El rostro

Crítica de Juan Pablo Cinelli - Página 12

Distintos planos de lo real

El director construye en El rostro un laberinto de imagen y sonido en el que cada quien debe procurarse su propia salida. Y pese al uso repetido de ciertos recursos, vuelve a ofrecer una lección del manejo de la imagen, el sonido y el montaje.

Abordar un nuevo trabajo cinematográfico de Gustavo Fontán demanda, entre otras cosas, volver a revisar su obra completa, porque como ocurre con pocos directores argentinos, cada una de sus películas representa una perla dentro de un collar, que tanto puede ser entendida y admirada en sí misma como por el lugar que ocupa dentro del conjunto. Por eso resulta oportuno que el estreno de El rostro en el Malba ocurra en el marco de una retrospectiva de su obra (ver aparte). Lamentablemente, entre las películas programadas no se encuentra La orilla que se abisma, film inclasificable al que se puede definir como la traducción cinematográfica de la obra poética del entrerriano Juan L. Ortiz, con el que El rostro dialoga abiertamente.

Igual que ocurría con La orilla..., esta película tiene como escenario y protagonista excluyente al Delta entrerriano, biosfera que para Fontán representa también un ecosistema estético. La acción comienza sobre el río Paraná, donde un hombre lucha con su bote contra la corriente. Su figura esfumada entre la niebla de la mañana tiene algo fantasmal que se acentúa en la combinación de texturas que el uso del 16 mm y el Súper 8 le aportan a la fotografía, volviéndola casi táctil. Aunque la pericia estética de Fontán y su equipo es incuestionable, quienes conozcan la obra del director encontrarán algo de redundante en El rostro: ya se sabe que en sus películas es posible encontrarse con fantasmas, con imágenes que habitan en la frontera de lo sobrenatural. Ninguna de esas certezas alcanza para no volver a ser cautivado por el universo poético y formal del director, aunque también es posible detectar cierto carácter de clausura, de fin de ciclo. Quizá de agotamiento en la forma en que Fontán hace uso de estos recursos.

A pesar de ello, El rostro vuelve a ser una lección acerca del manejo de la imagen, el sonido y el montaje cinematográfico. El director trabaja lo sonoro y lo visual de manera unitaria, utilizando la herramienta del montaje para crear un objeto nuevo, artificial, pero que no invalida el objeto real que representan por separado los paisajes y los personajes que los habitan. Entre ellos, la voz del agua es un elemento omnipresente. Como si se tratara de un coro polifónico, los elementos que componen la estructura sonora de la película están puestos a disposición de sostenerla como eje, creando en torno de ella paisajes que demandan ser percibidos desde el oído.

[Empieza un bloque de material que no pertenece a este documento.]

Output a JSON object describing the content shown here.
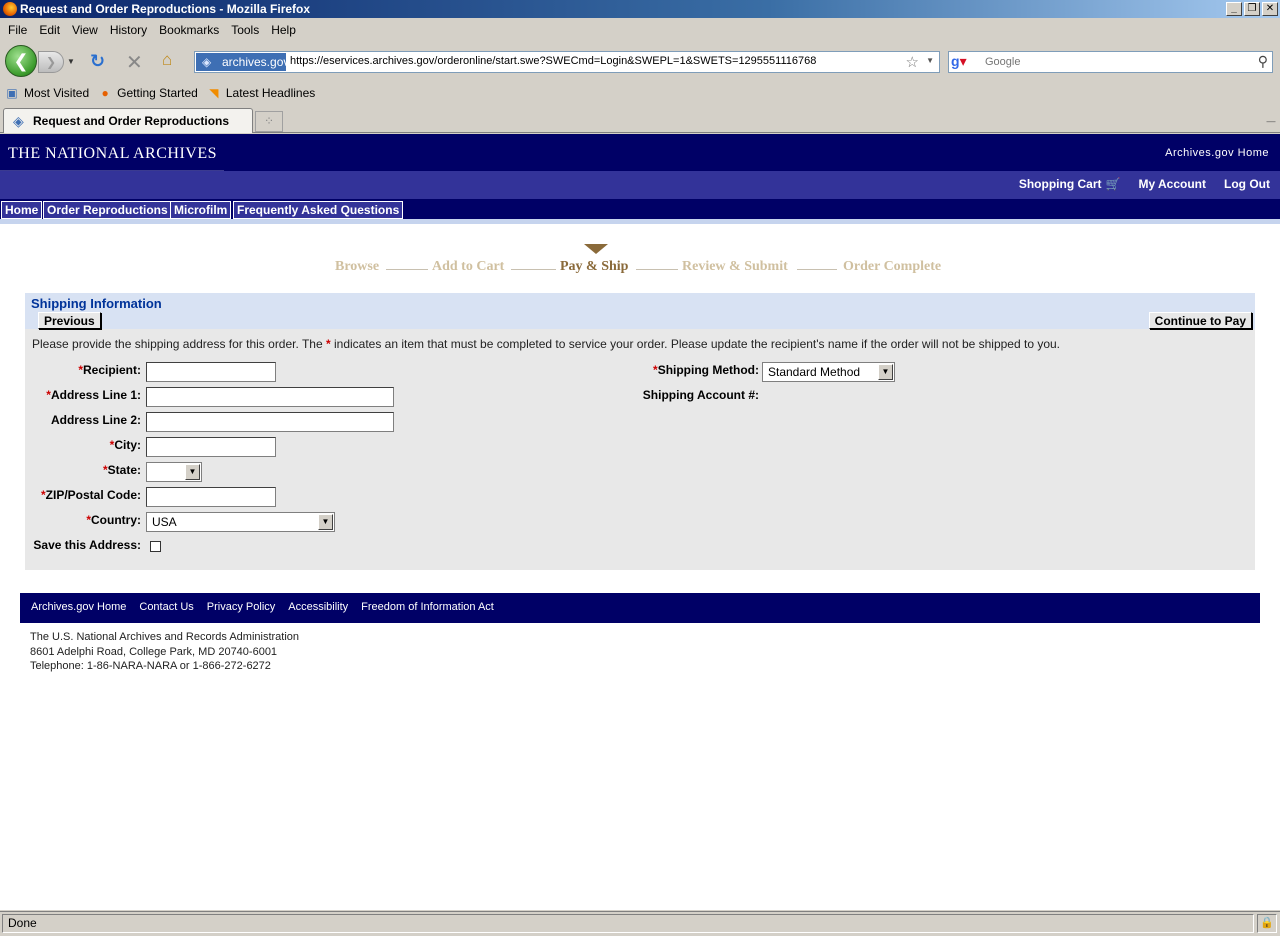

¿Pero se trata de la realidad o de un sueño? ¿Es el presente o el pasado lo que filma Fontán? ¿De dónde vienen esas imágenes de un realismo que de tan sobreexpuesto se vuelve fantástico? Esa falta de concordancia entre lo que se ve y lo que se oye en El rostro abona la idea de una realidad paralela que se superpone a las realidades que el sonido y las imágenes proponen en sí mismas. Es esa superposición de distintos planos de lo real lo que genera el clima inquietante que rige el relato, juegos de artificio con los que Fontán consigue convertir lo natural en un mecanismo a la vez poético y cinematográfico. El montaje establece con claridad el paralelo con la construcción poética, porque esta película virtualmente muda está organizada como un poema en el que cada sonido nunca se somete a los límites que le impone la tiranía de la imagen, sino que cada elemento aparece en el lugar que el director determina que ocupe.

Algo similar ocurre con el factor humano, que no aparece como elemento central de los paisajes que Fontán construye en sus películas. El rostro no es la excepción. Es imposible no pensar en el río Leteo frente a esos personajes mudos que constantemente regresan a la orilla como si no quedara en ellos memoria alguna. Y no son pocas las veces que el director elige mostrar la figura humana de manera fragmentada y marginal, como si se tratara antes de un descuartizamiento que de una deconstrucción. Así consigue que el plano detalle de un pie en el barro tenga algo de fuera de lugar o de monstruoso. La ausencia de un rostro al que se pueda asociar con claridad, al que se alude desde el título, subraya la idea de ese demembramiento y representa la derrota de lo humano frente al poderoso concierto de una naturaleza ajena a las nociones del tiempo y la realidad. Fontán construye en El rostro un laberinto de imagen y sonido en el que cada quien debe procurarse su propia salida. Si se tiene éxito en ese intento, la experiencia habrá sido grata.